You mention that you're concerned about doubling the memory. Again this depends on what your real-world data looks like, but unless you have massive amounts of data, this is probably not going to be an issue. The only wasted memory is empty memory. Use the memory, if it (a) makes the problem easier to solve or (b) gives you more flexibility. Don't optimise unless you have a performance problem.

Tim Long
A: 

What Joe said is on the right track. Each Loan would have a list of Security instances and each Security would have a list of Loan instances. The trick is to make sure you never have a Loan that thinks it's related to a Security but that Security doesn't agree. I would suggest allowing Add or Remove operations only on pairs, to ensure that they're done in parallel. I don't see how this would cause memory leaks, since the GC is smart enough to handle this. Reference-counting, in contrast, can't handle this without some tricks.

Steven Sudit
+1  A: 

You've basically outlined a graph model, traditionally thought of as 'nodes' and 'edges'. But the securities/loans works.

There are two classic answers to this sort of thing.

It depends what questions you want to be able to ask of your data, how efficiently you want to store it, and how dense your data is.

If, say, 30% of possible relations between securities and loans exist, then a dense data structure will definitely pay off. Just keep a big matrix: Securities on X. Loans on Y. (X,Y) means that the loan exists.
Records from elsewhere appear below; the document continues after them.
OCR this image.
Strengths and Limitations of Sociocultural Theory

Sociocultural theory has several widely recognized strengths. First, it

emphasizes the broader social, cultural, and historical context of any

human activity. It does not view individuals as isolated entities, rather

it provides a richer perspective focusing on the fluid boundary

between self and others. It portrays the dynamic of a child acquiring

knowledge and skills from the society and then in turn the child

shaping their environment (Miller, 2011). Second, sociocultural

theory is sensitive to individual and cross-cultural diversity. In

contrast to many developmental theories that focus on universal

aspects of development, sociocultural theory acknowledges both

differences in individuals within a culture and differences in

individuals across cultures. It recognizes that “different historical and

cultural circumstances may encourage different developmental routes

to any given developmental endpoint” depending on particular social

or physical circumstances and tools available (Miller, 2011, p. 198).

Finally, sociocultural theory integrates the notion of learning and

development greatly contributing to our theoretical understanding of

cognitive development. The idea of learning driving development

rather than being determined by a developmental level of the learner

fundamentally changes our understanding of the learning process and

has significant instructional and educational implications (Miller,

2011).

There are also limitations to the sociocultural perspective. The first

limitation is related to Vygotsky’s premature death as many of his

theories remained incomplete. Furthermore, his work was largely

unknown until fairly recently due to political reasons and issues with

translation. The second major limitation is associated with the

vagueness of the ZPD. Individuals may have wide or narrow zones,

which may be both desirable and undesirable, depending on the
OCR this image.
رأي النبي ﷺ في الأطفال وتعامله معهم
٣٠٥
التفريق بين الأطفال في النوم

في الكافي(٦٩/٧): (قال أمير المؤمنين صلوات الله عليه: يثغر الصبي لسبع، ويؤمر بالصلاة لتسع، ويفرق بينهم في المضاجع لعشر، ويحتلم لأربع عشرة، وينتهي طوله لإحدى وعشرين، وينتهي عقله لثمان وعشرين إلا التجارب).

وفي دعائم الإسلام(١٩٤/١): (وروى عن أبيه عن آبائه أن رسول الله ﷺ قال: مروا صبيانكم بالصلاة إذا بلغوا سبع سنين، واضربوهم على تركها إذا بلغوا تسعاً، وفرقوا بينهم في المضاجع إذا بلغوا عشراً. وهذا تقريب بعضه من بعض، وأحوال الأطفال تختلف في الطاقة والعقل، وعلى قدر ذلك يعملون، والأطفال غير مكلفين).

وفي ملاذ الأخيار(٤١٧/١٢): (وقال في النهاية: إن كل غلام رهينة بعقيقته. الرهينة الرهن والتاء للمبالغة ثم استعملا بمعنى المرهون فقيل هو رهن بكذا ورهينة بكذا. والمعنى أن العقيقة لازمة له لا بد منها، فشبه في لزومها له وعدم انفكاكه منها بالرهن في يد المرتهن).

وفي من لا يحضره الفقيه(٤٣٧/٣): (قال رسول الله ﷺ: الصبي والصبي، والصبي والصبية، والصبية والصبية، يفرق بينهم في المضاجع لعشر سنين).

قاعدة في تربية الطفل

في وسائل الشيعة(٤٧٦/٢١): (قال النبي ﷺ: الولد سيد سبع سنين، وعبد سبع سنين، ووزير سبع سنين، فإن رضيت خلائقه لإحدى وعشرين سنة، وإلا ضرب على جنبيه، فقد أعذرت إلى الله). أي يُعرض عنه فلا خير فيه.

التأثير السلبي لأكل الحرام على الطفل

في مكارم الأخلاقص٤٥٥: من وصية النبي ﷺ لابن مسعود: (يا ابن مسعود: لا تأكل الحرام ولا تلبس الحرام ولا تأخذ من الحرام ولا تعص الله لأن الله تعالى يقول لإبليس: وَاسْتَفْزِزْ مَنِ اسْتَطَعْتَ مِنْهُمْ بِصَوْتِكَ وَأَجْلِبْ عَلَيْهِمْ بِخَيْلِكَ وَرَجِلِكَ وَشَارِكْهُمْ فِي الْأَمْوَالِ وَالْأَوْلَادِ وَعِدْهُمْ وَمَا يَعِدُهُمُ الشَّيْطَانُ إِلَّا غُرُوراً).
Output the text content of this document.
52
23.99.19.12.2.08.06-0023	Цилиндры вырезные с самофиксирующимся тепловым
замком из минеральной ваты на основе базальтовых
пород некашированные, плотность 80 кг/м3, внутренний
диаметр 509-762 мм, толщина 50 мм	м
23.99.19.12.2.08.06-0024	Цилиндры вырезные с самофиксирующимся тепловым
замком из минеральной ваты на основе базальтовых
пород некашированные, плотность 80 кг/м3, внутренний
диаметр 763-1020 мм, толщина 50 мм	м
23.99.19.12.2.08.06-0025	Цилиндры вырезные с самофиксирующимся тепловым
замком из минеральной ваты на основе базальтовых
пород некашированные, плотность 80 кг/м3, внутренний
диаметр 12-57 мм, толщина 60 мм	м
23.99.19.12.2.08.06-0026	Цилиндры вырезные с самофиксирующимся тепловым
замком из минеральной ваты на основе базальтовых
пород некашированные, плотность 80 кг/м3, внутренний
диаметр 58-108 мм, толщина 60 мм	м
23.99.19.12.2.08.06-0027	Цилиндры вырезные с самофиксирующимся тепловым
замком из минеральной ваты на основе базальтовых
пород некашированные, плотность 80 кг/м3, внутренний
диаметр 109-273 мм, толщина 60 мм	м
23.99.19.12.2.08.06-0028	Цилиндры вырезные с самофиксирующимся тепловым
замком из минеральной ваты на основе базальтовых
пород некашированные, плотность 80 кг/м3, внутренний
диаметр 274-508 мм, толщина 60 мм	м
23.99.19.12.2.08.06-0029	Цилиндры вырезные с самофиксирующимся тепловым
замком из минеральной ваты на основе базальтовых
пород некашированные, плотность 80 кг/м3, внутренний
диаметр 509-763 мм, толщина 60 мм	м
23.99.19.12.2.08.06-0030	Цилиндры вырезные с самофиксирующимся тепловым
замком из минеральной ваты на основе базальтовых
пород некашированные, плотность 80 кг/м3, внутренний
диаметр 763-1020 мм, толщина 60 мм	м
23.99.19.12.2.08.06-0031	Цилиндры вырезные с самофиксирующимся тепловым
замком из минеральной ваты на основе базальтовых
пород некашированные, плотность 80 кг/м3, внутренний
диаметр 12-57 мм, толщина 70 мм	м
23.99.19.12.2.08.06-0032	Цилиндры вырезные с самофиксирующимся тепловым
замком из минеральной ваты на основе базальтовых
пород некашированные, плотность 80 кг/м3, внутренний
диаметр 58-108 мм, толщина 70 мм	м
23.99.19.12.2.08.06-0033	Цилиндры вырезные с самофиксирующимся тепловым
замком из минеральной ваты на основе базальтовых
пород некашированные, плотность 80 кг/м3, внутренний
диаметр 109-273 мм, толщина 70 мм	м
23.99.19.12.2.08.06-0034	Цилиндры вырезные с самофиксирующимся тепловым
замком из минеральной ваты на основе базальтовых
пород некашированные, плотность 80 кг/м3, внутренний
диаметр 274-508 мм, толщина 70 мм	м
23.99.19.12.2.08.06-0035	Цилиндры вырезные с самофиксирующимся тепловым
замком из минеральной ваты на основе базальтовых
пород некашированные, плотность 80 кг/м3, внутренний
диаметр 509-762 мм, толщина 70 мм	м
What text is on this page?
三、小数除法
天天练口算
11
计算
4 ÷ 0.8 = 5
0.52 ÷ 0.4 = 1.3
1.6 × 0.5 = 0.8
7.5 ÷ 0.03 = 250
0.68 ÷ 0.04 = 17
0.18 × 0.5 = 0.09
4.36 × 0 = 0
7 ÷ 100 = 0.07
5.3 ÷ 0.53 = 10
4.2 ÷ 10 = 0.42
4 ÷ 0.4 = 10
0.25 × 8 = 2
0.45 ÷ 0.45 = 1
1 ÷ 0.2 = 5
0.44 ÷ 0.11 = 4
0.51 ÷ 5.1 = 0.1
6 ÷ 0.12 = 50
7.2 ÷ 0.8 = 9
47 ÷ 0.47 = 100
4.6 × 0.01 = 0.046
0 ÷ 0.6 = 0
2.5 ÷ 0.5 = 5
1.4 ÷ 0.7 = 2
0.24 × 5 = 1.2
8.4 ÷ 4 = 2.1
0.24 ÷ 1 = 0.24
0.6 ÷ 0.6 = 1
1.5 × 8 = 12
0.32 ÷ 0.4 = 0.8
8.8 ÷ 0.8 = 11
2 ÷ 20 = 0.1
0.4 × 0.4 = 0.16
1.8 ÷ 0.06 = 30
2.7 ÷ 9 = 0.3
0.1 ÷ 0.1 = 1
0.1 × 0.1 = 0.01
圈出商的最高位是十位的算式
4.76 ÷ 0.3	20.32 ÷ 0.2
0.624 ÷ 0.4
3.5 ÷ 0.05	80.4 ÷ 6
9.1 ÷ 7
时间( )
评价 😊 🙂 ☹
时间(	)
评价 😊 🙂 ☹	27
If the set isn't very dense, then you start using "sparse edge data structures." Depending on your application, you might:

  1. Any S object has a list of it's Ls. { S->L,L,L; S->L; S->L,L,L }. Makes it really easy to find S's neighbors, but hard to find L's

  2. S objects have a list of Ls, Ls have a list of S's: (S->L,L,L and L->S,S,S). Uses more space, but gives you both-directional queries.

  3. Store a set of just (S,L) pairs. Pretty bad unless you mostly need to ask "are this S and and that L related?"

  4. Store a list of both S,L and L,S and index it somehow. This is what we mean by "make your database do the work."